The Prostate Cancer Prevention Trial, a randomized placebocontrolled trial found that finasteride decreased prostate cancer risk by 25% [7-10]. However, high-grade prostate cancer was more common in the finasteride group 6.5% v 5.1% with a relative risk of high grade tumor of 1.67 [95% CI, 1.44 to 1.93]; P=0.005 [10]. The decrease in dihydro- testosterone related to finasteride use may help reduce the risk of low-grade prostate cancer in men [11]. Their data may suggest that some high-grade prostate cancers may not require androgen for progression.

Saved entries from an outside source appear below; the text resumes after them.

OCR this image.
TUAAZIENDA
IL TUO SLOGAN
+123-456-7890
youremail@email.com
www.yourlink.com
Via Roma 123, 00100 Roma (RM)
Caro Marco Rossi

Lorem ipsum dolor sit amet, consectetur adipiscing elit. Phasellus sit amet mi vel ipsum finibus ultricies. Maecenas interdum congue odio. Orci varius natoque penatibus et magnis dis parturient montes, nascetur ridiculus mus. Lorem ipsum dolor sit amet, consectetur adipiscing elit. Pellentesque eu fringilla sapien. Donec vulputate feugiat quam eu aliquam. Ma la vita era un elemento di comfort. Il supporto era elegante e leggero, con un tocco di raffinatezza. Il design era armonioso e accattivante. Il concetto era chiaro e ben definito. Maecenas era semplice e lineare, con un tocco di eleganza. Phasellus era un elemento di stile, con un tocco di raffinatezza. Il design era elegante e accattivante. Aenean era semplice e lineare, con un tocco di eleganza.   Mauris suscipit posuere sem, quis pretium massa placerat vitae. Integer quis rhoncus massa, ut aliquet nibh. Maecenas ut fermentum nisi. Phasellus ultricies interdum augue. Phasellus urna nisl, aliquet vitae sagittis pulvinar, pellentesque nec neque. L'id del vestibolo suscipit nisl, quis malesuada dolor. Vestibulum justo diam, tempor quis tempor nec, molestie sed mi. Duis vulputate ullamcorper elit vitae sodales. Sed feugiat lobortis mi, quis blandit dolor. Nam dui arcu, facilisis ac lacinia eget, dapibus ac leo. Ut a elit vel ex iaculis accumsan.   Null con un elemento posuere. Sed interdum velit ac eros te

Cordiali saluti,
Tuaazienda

Nevadunsky et al. recently demonstrated an improved diseasespecific survival for women with endometrial cancer who were taking statins, and when stratified for histologic subtype the association persisted with type 2, but not type 1 disease [12]. Our study findings conflict with previous studies demonstrating improved overall survival [3], but may be related to study design and sample size.

As the obesity epidemic continues to rise, so will the prevalence of metabolic syndrome, with definitions encompassing insulin resistance, hyperlipidemia, obesity, and hypertension, all risk factors for endometrial cancer [13]. Statin use has been shown to decrease cardiovascular risk in metabolic syndrome patients and they are a recommended treatment strategy [14]. Our findings suggest that use of statins may prevent the low risk early stage endometrioid tumors, and could indicate a possible chemoprevention strategy. Although the etiology is unclear, statin use may actually have a filter effect in that people who are taking statins don’t get low risk cancers, leading to an increased number of statin users having high risk disease.

The limitations of our study include retrospective data collection as well as lack of data regarding type, duration, and compliance with statin use and other concomittent medications. We did not investigate staging or adjuvant therapy, as this may play a role in survival and recurrence rate, but not initial clinic-pathologic findings at diagnosis.

Early stage endometrial cancer patient represents a heterogeneous group [15], and known risk factors for low risk early stage endometrial cancer may differ from those who present with high risk features. Metabolic syndrome in itself has increased risk for development of endometrial cancer, and majority are diagnosed early stage. The finding of an association between statin use and high risk disease in early stage endometrial cancer may reflect the identification of an alternative biologic pathway altered by statin use or a subset of patient population at risk for endometrial cancer with a worse prognosis. The molecular mechanism of statins on endometrial cancer needs to be more clearly understood in order to determine if statins can be used as a chemo preventative option for low grade disease or alter disease course and therefore recommendation on surgical management and adjuvant therapy. Future studies are in order.